Plagiarism has always been a problem. Sometimes people steal other peoples’ words and ideas. More often they just take shortcuts, ignoring established procedures for acknowledgements and just hoping that if they do end up getting caught, they can just plead ignorance and apologize.

But the scope and dimensions of the problems are inherently more troubling in a digital age. In fact, they are so different that it is even possible that the definition of plagiarism might soon change. That is the underlying question lurking behind a fascinating piece which appeared this past summer in Salon called, “Cut, Paste, Plagiarize.” Author Michael Barthel, a graduate student at the University of Washington, used a recent plagiarism scandal concerning CNN’s Fareed Zakaria, as a springboard to compare old ethics versus new ethics. “Everything on the Internet gets stolen,” he writes meaning not that it’s really theft, but rather that it’s part of what many are now calling a “remix culture.” Barthel is not necessarily celebrating this shift, but he is describing something that seems almost irreversible. “The Web, and the generation who grew up with it,” he observes, “think about plagiarism very differently than do the keepers of journalistic ethics.”
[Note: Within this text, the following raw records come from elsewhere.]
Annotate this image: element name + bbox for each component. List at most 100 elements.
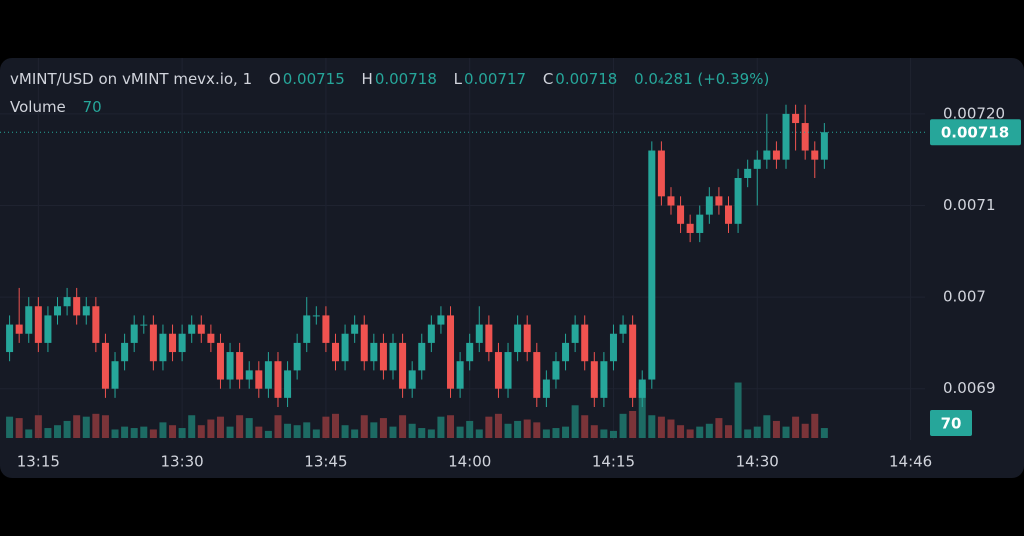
candle-body xyxy=(236,352,244,380)
ohlc-label: C xyxy=(542,70,554,88)
volume-bar xyxy=(763,415,771,438)
candle-body xyxy=(609,333,617,362)
ohlc-value: 0.00717 xyxy=(464,70,527,88)
candle-body xyxy=(782,113,790,160)
candle-body xyxy=(130,324,138,343)
candle-body xyxy=(360,324,368,362)
volume-bar xyxy=(149,429,157,438)
volume-bar xyxy=(197,425,205,438)
volume-bar xyxy=(418,428,426,438)
x-tick-label: 13:30 xyxy=(161,453,204,471)
candle-body xyxy=(514,324,522,353)
volume-bar xyxy=(6,416,14,438)
last-price-label: 0.00718 xyxy=(941,124,1009,142)
volume-bar xyxy=(216,416,224,438)
volume-bar xyxy=(590,425,598,438)
volume-bar xyxy=(705,423,713,438)
volume-bar xyxy=(44,428,52,438)
last-price-tag xyxy=(930,119,1021,146)
candle-body xyxy=(101,342,109,389)
candle-body xyxy=(485,324,493,353)
volume-bar xyxy=(696,426,704,438)
volume-bar xyxy=(293,425,301,438)
candle-body xyxy=(216,342,224,380)
candle-body xyxy=(667,196,675,206)
candle-body xyxy=(811,150,819,160)
candle-body xyxy=(370,342,378,362)
volume-label: Volume xyxy=(10,98,66,116)
candle-body xyxy=(149,324,157,362)
candle-body xyxy=(140,324,148,326)
candle-body xyxy=(274,361,282,398)
volume-value: 70 xyxy=(82,98,102,116)
ohlc-label: O xyxy=(268,70,281,88)
volume-bar xyxy=(811,413,819,438)
candle-body xyxy=(418,342,426,371)
candle-body xyxy=(801,123,809,151)
volume-bar xyxy=(130,428,138,438)
volume-bar xyxy=(63,420,71,438)
candle-body xyxy=(437,315,445,325)
candle-body xyxy=(121,342,129,362)
x-tick-label: 13:15 xyxy=(17,453,60,471)
ohlc-label: H xyxy=(361,70,373,88)
volume-bar xyxy=(542,429,550,438)
volume-bar xyxy=(370,422,378,438)
candle-body xyxy=(341,333,349,362)
candle-body xyxy=(25,306,33,334)
candle-body xyxy=(303,315,311,343)
volume-bar xyxy=(245,418,253,438)
candle-body xyxy=(523,324,531,353)
volume-bar xyxy=(226,426,234,438)
candle-body xyxy=(696,214,704,233)
axes: 0.0069 0.007 0.0071 0.00720 13:15 13:30 13:45 1… xyxy=(0,104,1021,471)
candle-body xyxy=(562,342,570,362)
candle-body xyxy=(542,379,550,398)
panel xyxy=(0,58,1024,478)
volume-tag xyxy=(930,410,972,436)
volume-bar xyxy=(351,429,359,438)
candle-body xyxy=(494,352,502,389)
candle-body xyxy=(188,324,196,334)
candle-body xyxy=(111,361,119,389)
volume-bar xyxy=(782,426,790,438)
volume-bar xyxy=(466,420,474,438)
candle-body xyxy=(54,306,62,316)
candle-body xyxy=(92,306,100,343)
candle-body xyxy=(312,315,320,317)
candle-body xyxy=(226,352,234,380)
candle-body xyxy=(169,333,177,353)
volume-bar xyxy=(188,415,196,438)
volume-bar xyxy=(169,425,177,438)
volume-bar xyxy=(753,426,761,438)
candle-body xyxy=(255,370,263,389)
volume-bar xyxy=(581,415,589,438)
volume-bar xyxy=(657,416,665,438)
volume-layer xyxy=(6,382,828,438)
candle-body xyxy=(571,324,579,343)
volume-tag-label: 70 xyxy=(941,415,962,433)
volume-bar xyxy=(734,382,742,438)
candle-body xyxy=(724,205,732,224)
volume-bar xyxy=(447,415,455,438)
candle-body xyxy=(379,342,387,371)
volume-bar xyxy=(236,415,244,438)
volume-bar xyxy=(772,420,780,438)
candle-body xyxy=(159,333,167,362)
volume-bar xyxy=(360,415,368,438)
volume-bar xyxy=(408,423,416,438)
y-tick-label: 0.0069 xyxy=(943,379,996,397)
volume-bar xyxy=(456,426,464,438)
volume-bar xyxy=(312,429,320,438)
candle-body xyxy=(6,324,14,353)
volume-bar xyxy=(101,415,109,438)
volume-bar xyxy=(255,426,263,438)
candle-body xyxy=(734,178,742,224)
volume-bar xyxy=(389,426,397,438)
volume-bar xyxy=(437,416,445,438)
candle-body xyxy=(792,113,800,124)
candle-body xyxy=(638,379,646,398)
candle-body xyxy=(475,324,483,343)
candle-body xyxy=(677,205,685,224)
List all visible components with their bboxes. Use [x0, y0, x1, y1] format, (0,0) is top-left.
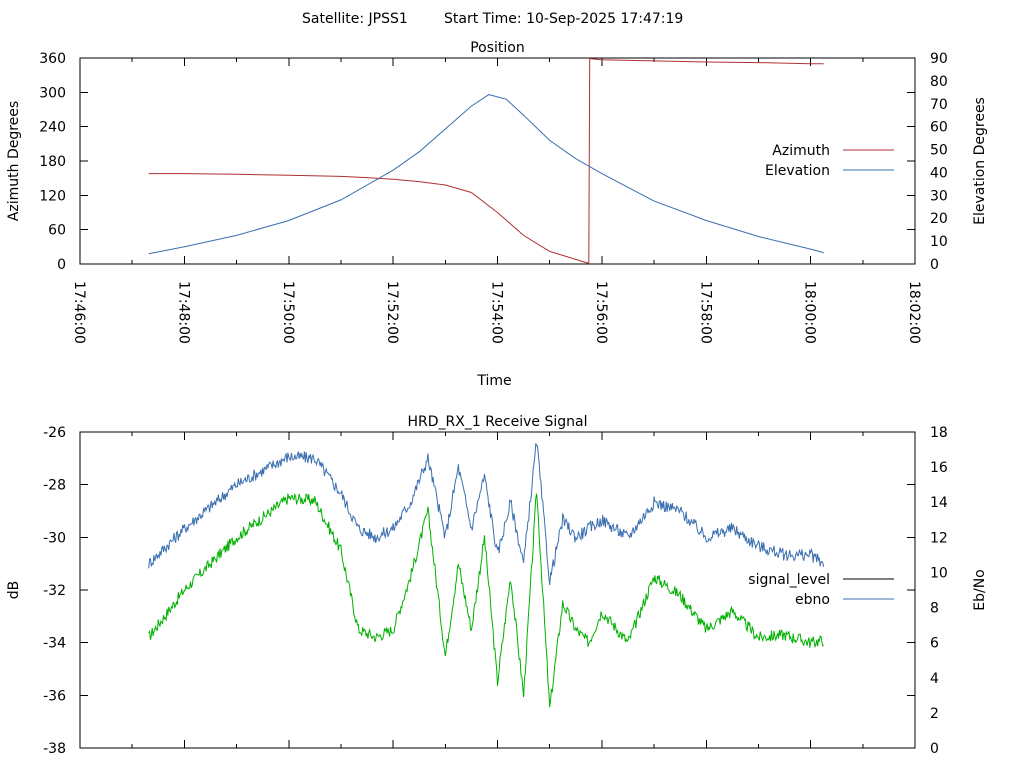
y2-tick-label: 80 — [930, 74, 948, 90]
x-tick-label: 17:56:00 — [593, 281, 609, 344]
y2-tick-label: 90 — [930, 51, 948, 67]
y-tick-label: -32 — [43, 583, 66, 599]
y2-tick-label: 50 — [930, 143, 948, 159]
y-tick-label: -38 — [43, 741, 66, 757]
y2-tick-label: 12 — [930, 530, 948, 546]
y-tick-label: 300 — [39, 85, 66, 101]
y-tick-label: 240 — [39, 120, 66, 136]
plot-frame — [79, 431, 916, 749]
y2-tick-label: 2 — [930, 706, 939, 722]
series-line-azimuth — [148, 58, 824, 265]
y2-tick-label: 18 — [930, 425, 948, 441]
legend-label: Elevation — [765, 163, 830, 179]
chart-title: HRD_RX_1 Receive Signal — [408, 414, 588, 430]
y2-tick-label: 40 — [930, 165, 948, 181]
x-tick-label: 17:50:00 — [280, 281, 296, 344]
series-line-elevation — [148, 94, 824, 255]
x-tick-label: 17:48:00 — [175, 281, 191, 344]
y2-tick-label: 16 — [930, 460, 948, 476]
y-tick-label: 0 — [57, 257, 66, 273]
y-tick-label: -30 — [43, 530, 66, 546]
header-satellite: Satellite: JPSS1 — [302, 11, 408, 27]
x-tick-label: 17:52:00 — [384, 281, 400, 344]
x-tick-label: 17:58:00 — [697, 281, 713, 344]
x-tick-label: 18:00:00 — [802, 281, 818, 344]
y2-tick-label: 0 — [930, 257, 939, 273]
y-tick-label: -26 — [43, 425, 66, 441]
y-tick-label: -28 — [43, 478, 66, 494]
y2-tick-label: 10 — [930, 565, 948, 581]
x-tick-label: 18:02:00 — [906, 281, 922, 344]
plot-frame — [79, 57, 916, 265]
y-tick-label: 180 — [39, 154, 66, 170]
y2-tick-label: 60 — [930, 120, 948, 136]
x-axis-label: Time — [476, 373, 511, 389]
y2-tick-label: 14 — [930, 495, 948, 511]
y2-axis-label: Eb/No — [972, 569, 988, 611]
series-line-ebno — [148, 443, 825, 585]
y2-tick-label: 30 — [930, 188, 948, 204]
y2-tick-label: 8 — [930, 601, 939, 617]
y-axis-label: Azimuth Degrees — [6, 101, 22, 221]
y2-axis-label: Elevation Degrees — [972, 97, 988, 225]
y-tick-label: 60 — [48, 223, 66, 239]
y-tick-label: -36 — [43, 688, 66, 704]
y-tick-label: -34 — [43, 636, 66, 652]
series-line-signal-level — [148, 492, 824, 708]
legend-label: signal_level — [748, 572, 830, 588]
y2-tick-label: 4 — [930, 671, 939, 687]
header-start-time: Start Time: 10-Sep-2025 17:47:19 — [444, 11, 683, 27]
y2-tick-label: 0 — [930, 741, 939, 757]
y2-tick-label: 10 — [930, 234, 948, 250]
receive-signal-chart: HRD_RX_1 Receive Signal -38 -36 -34 -32 -30 -2… — [6, 414, 988, 757]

That was exactly the point made by a young “Generation Y” columnist for the Christian Science Monitor in 2010. In her piece about “Old-School Versus New-School Attitudes on Plagiarism,” Sara Libby describes the indifferent reaction of 17-year-old German novelist to accusations that she copied an entire passages of someone else’s work in her debut novel. Helene Hegemann, the young novelist, simply commented that, ““There’s no such thing as originality anyway, just authenticity.” According to Libby, that’s a by-product of younger people like her (and you) growing up in the age of web 2.0, crowd-sourcing, and Wikipedia.